Per quanto riguarda il modo di fare politica Ivana Bartoletti non ha nulla da invidiare ad altri candidati. Da settimane solca le strade della metropoli britannica con una carrozzina, all’interno sua figlia, un mese di vita, sembra essere la sua mascotte. Bussa alla porta, parla con gli elettori, quando sente che qualcuno non è madrelingua dice “io sono italiana”.
Di italiani come lei Londra è piena. 285.000 secondo l’Aire (Anagrafe Italiani Residenti all’Estero). Molti di questi vivono il problema degli affitti. Proprio su questo la proposta politica di Khan e di Bartoletti si basa. “A Londra il problema degli affitti è primario, addirittura le aziende più ricche fanno fatica a trattenere i lavoratori perché questi non riescono a vivere”. Si pensi che una stanza ha il costo di 700 sterline nel quartiere di Hackney, zona 2 est, dove risiede Ivana, famoso per i riot del 2011.
Per arginare il problema il candidato sindaco di origine pakistane ha pensato di creare un meccanismo di prelazione per i londinesi. Si badi bene, non è certo una misura razzista “Sadiq dice che si è londinesi dopo 10 minuti passati in questa città”. “L’idea è quella di creare una Social Enterprise, Home for Londoners, ovvero investimenti da parte dello stato, della città e dei business per costruire nuove case e creare delle sinergie tra le parti sociali.”

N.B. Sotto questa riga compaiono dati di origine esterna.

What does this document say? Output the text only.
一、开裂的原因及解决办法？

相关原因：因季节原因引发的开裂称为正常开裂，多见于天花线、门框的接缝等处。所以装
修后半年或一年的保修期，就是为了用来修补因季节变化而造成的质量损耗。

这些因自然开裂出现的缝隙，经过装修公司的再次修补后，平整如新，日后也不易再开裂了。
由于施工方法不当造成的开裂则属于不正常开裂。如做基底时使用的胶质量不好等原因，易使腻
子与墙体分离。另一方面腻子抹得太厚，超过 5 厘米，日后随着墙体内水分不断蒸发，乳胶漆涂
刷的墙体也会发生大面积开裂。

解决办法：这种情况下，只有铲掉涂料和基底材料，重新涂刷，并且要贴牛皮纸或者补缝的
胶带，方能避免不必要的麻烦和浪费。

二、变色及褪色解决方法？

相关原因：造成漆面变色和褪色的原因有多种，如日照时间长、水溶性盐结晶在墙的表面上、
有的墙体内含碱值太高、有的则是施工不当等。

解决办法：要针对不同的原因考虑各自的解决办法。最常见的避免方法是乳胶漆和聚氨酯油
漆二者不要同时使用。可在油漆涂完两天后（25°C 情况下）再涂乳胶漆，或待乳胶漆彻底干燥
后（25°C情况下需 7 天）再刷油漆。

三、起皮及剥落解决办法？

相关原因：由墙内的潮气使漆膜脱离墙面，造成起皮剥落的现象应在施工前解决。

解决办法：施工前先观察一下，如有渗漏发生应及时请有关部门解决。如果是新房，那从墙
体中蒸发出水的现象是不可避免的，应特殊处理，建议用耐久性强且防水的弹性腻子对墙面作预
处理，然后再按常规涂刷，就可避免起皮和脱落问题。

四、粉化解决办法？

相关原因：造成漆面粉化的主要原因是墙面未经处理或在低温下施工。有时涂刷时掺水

Parte del problema sembra risiedere nelle case sfitte che “sono comprate dalle grandi compagnie di assicurazioni, come Zurich e Aviva. Se vuoi comprare una casa nei nuovi palazzi di Dalston (zona frizzante all’interno del quartiere di Hackney, Ndr) l’80% è stato comprato da queste multinazionali e scambiato sul mercato di Singapore. La casa non è una merce di scambio globale.”

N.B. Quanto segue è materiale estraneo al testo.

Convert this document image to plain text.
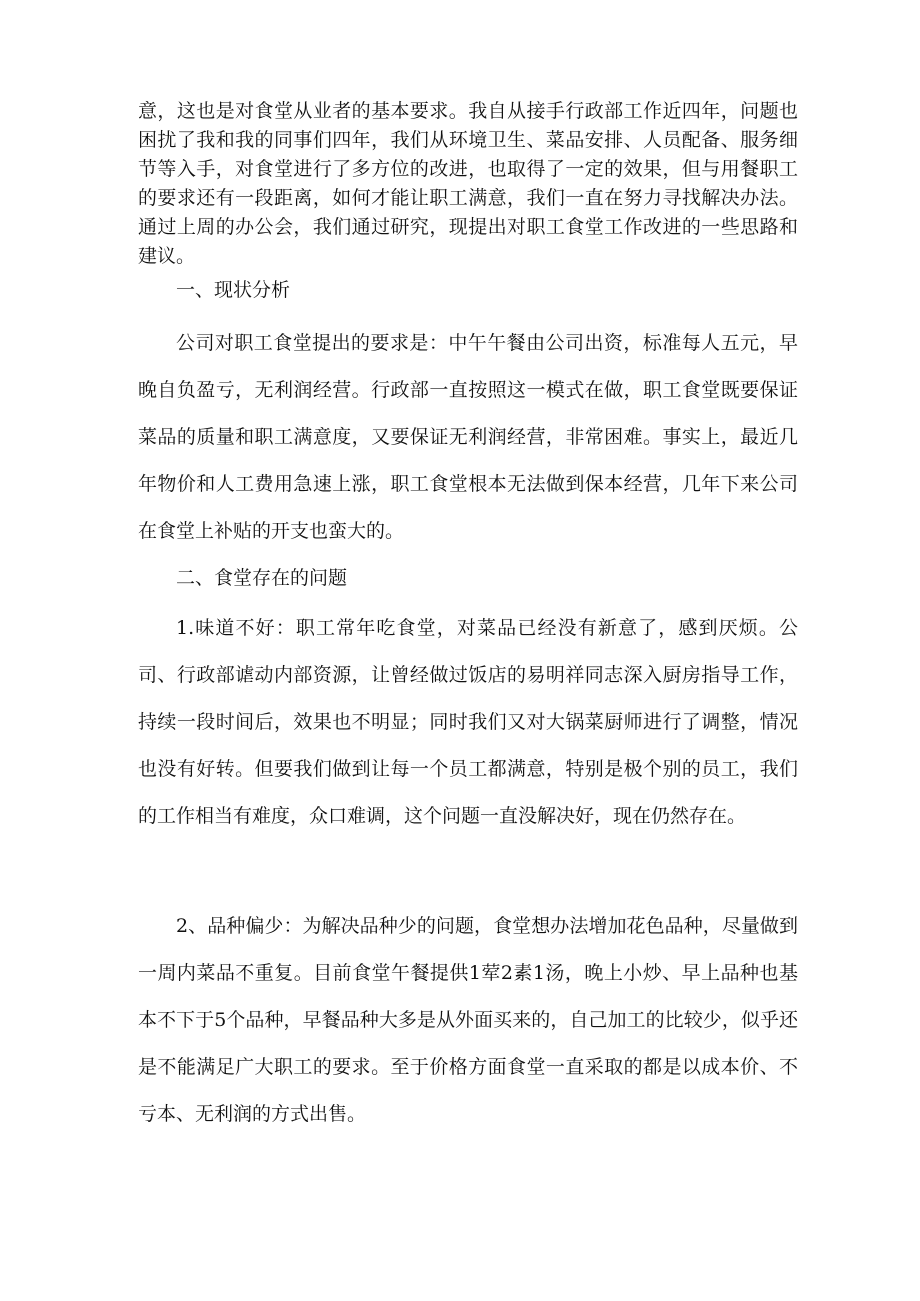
意，这也是对食堂从业者的基本要求。我自从接手行政部工作近四年，问题也困扰了我和我的同事们四年，我们从环境卫生、菜品安排、人员配备、服务细节等入手，对食堂进行了多方位的改进，也取得了一定的效果，但与用餐职工的要求还有一段距离，如何才能让职工满意，我们一直在努力寻找解决办法。通过上周的办公会，我们通过研究，现提出对职工食堂工作改进的一些思路和建议。

一、现状分析

公司对职工食堂提出的要求是：中午午餐由公司出资，标准每人五元，早晚自负盈亏，无利润经营。行政部一直按照这一模式在做，职工食堂既要保证菜品的质量和职工满意度，又要保证无利润经营，非常困难。事实上，最近几年物价和人工费用急速上涨，职工食堂根本无法做到保本经营，几年下来公司在食堂上补贴的开支也蛮大的。

二、食堂存在的问题

1.味道不好：职工常年吃食堂，对菜品已经没有新意了，感到厌烦。公司、行政部谑动内部资源，让曾经做过饭店的易明祥同志深入厨房指导工作，持续一段时间后，效果也不明显；同时我们又对大锅菜厨师进行了调整，情况也没有好转。但要我们做到让每一个员工都满意，特别是极个别的员工，我们的工作相当有难度，众口难调，这个问题一直没解决好，现在仍然存在。

2、品种偏少：为解决品种少的问题，食堂想办法增加花色品种，尽量做到一周内菜品不重复。目前食堂午餐提供1荤2素1汤，晚上小炒、早上品种也基本不下于5个品种，早餐品种大多是从外面买来的，自己加工的比较少，似乎还是不能满足广大职工的要求。至于价格方面食堂一直采取的都是以成本价、不亏本、无利润的方式出售。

“La città è cambiata molto negli ultimi anni, le highstreet sono piene di catene come Starbucks e Costa, non che io ce l’abbia con loro, è diventato difficile per un cittadino qualsiasi aprire un’attività.” Per rendersene conto basta fare un giro per le strade di un quartiere londinese, ogni due porte c’è un coffee shop di qualche catena “che vorrei pagasse le tasse in UK”.
Quello del Labour sembra un piano di “rinascita” molto incentrato sul sociale e sui cittadini. I trasporti, le council house, l’istruzione e la sanità. La città del resto è cambiata negli ultimi anni, almeno secondo Ivana. “Londra una volta era meritocratica, nel senso europeo, non americano, una città che premiava l’impegno, il duro lavoro grazie anche alle istituzioni pubbliche, adesso non possiamo dire lo stesso”.
Sulla via del ritorno il discorso prende una piega europea, d’altronde queste elezioni (5 maggio) daranno un primo responso su Brexit, referendum sull’uscita del Regno Unito dall’Unione Europea. “Trovo che l’Ue non vada bene perché è governata dalla destra – commenta Ivana -. Non mi sognerei mai di dire ad un mio elettore che l’Europa così com’è è bellissima, ma lo potrà diventare se sapremo costruirla”.